A study ordered by Congress says the burning of fossil fuels costs the U.S. $120 billion annually and declares coal the biggest single source of such external expenses. But the damages are likely to be even higher.
The study conducted by the National Academy of Sciences set out to measure the costs not incorporated into the market price of a kilowatt-hour or a gallon of gasoline or diesel. The main budget item: excess mortality. According to the authors, 20,000 people die prematurely every year due to health complications brought on by criteria air pollutants that are released in the process of burning fossil fuels. These toxins include soot particles, which cause lung cancer; nitrogen oxides, which contribute to smog; and sulfur dioxide, the main culprit behind acid rain. While these hidden public health costs are caused almost equally by coal and oil, their single biggest source is coal burning, according to the study.
The findings add support to the efforts of regulators and environmentalists who are pushing for stricter regulations of power plant emissions at a time when representatives of the Obama administration and the E.P.A. are debating how to move forward on the issues. However, critics of the status quo say that the estimates that were not incorporated in the study are even more noteworthy than the enormous price tag researcher from the National Academy of Sciences put on the hidden costs of fossil fuels. These include, aside from the environmental damage of global warming or the damages from burning oil for trains, ships, and planes, the damages from current solid waste management practices in the power industry.

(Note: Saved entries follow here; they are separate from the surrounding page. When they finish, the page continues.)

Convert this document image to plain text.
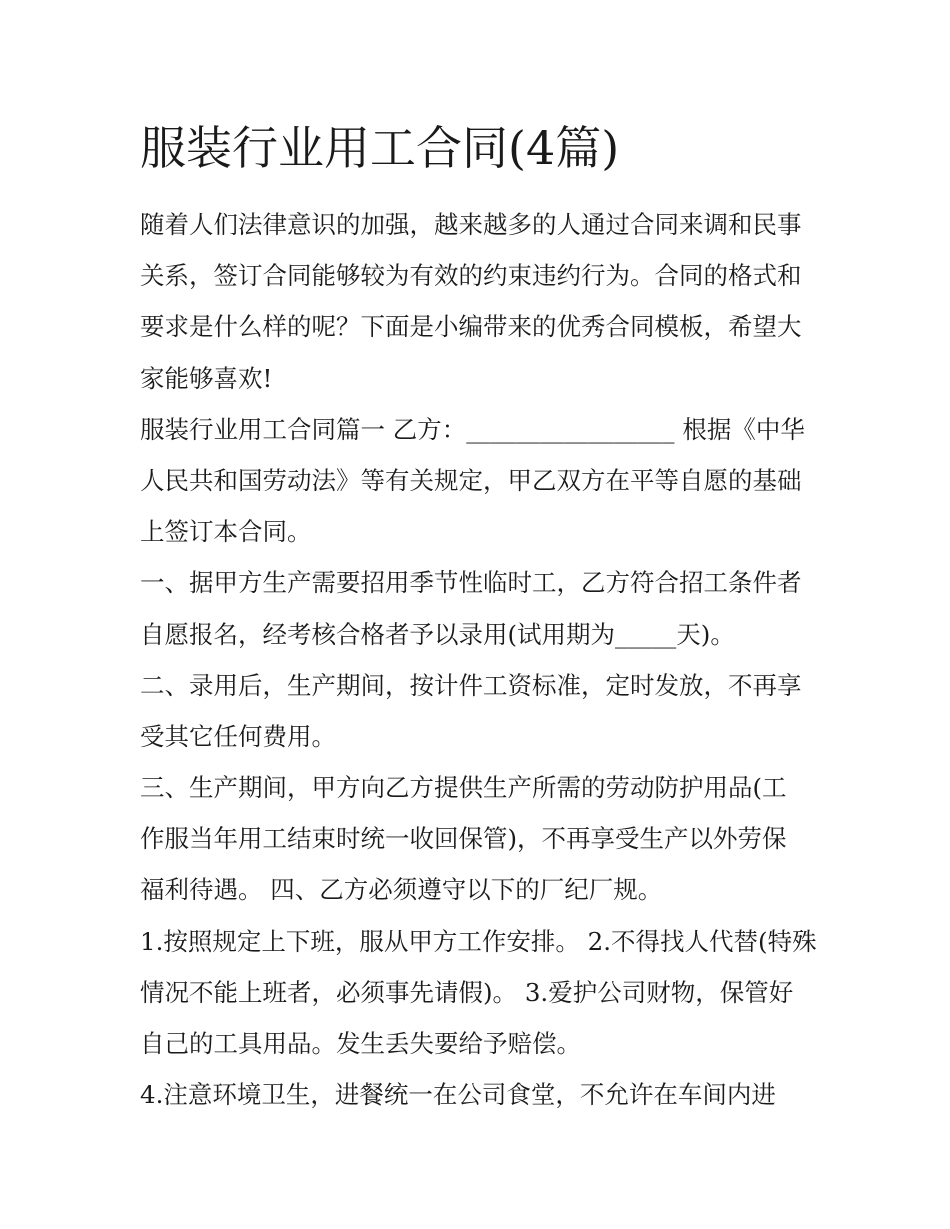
服装行业用工合同(4篇)
随着人们法律意识的加强，越来越多的人通过合同来调和民事
关系，签订合同能够较为有效的约束违约行为。合同的格式和
要求是什么样的呢？下面是小编带来的优秀合同模板，希望大
家能够喜欢!
服装行业用工合同篇一 乙方：_________________ 根据《中华
人民共和国劳动法》等有关规定，甲乙双方在平等自愿的基础
上签订本合同。
一、据甲方生产需要招用季节性临时工，乙方符合招工条件者
自愿报名，经考核合格者予以录用(试用期为_____天)。
二、录用后，生产期间，按计件工资标准，定时发放，不再享
受其它任何费用。
三、生产期间，甲方向乙方提供生产所需的劳动防护用品(工
作服当年用工结束时统一收回保管)，不再享受生产以外劳保
福利待遇。 四、乙方必须遵守以下的厂纪厂规。
1.按照规定上下班，服从甲方工作安排。 2.不得找人代替(特殊
情况不能上班者，必须事先请假)。 3.爱护公司财物，保管好
自己的工具用品。发生丢失要给予赔偿。
4.注意环境卫生，进餐统一在公司食堂，不允许在车间内进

Evidence shows that there has been a dramatic increase in coal waste products that are discarded in waterways or stored in ways that endanger human health. In many cases, such disposal or storage is not regulated or existing regulations are not enforced. Consequently, the hidden cost of power production from coal is likely to be significantly higher than the NAS estimate, critics argue. And thus far it is unclear when the Obama administration will push for additional regulation to curb the increase in harmful pollution.
The production of coal waste such as fly ash and other toxic byproducts of generating electricity from coal, in particular, has increased over the past two decades. To some extend this is the result of an increasing demand for electricity in the U.S. However, improvements in air pollution controls have contributed to this trend even more. Contaminants and waste products that used spew through the power plants’ smokestacks are now captured with greater frequency in solid form. As a result, American coal fired power plants produced 45 percent more combustion waste last year than in 1990, some 130 million tons in total. That’s enough to fill a train of box cars stretching from the District of Columbia to Australia.
While some of this waste product is used for construction fill and other “beneficial uses”, the majority is deposited in 1300 storage sites across the country, most of them unregulated and unmonitored. These dumps, which hold huge piles of this solid waste in 46 states, can reach up to 1500 acres. Frequently, they contain heavy metals such as arsenic, lead, mercury and selenium, all of which the EPA considers a threat to water supply and human health. Different studies have shown that substances leaching from storage sites can cause cancer and birth defects, according to the New York Times.
Yet currently these disposal sites are not subject to federal regulation. Tyson Slocum, an expert in environmental regulation and energy policy with the consumer rights organization Public Citizen in Washington whom I spoke with a few weeks ago, says, “The way we deal with coal combustion products is a big loophole in the country’s waste management system.” He explains that in the absence of federal policy, the states have set requirements, which vary significantly. Alabama, for example, does not regulate the waste product at all, except through nationally mandated water discharge permits. In Texas no groundwater monitoring or engineering requirements exist for utilities that dump coal ash on site.
According to Slocum, these differences in regulation are as much as the result of the varying regional influence of the coal industry as they are the product of tight state budgets. “Many states simply do not have the financial resources to pay the personnel costs necessary to regulate and monitor these waste sites.”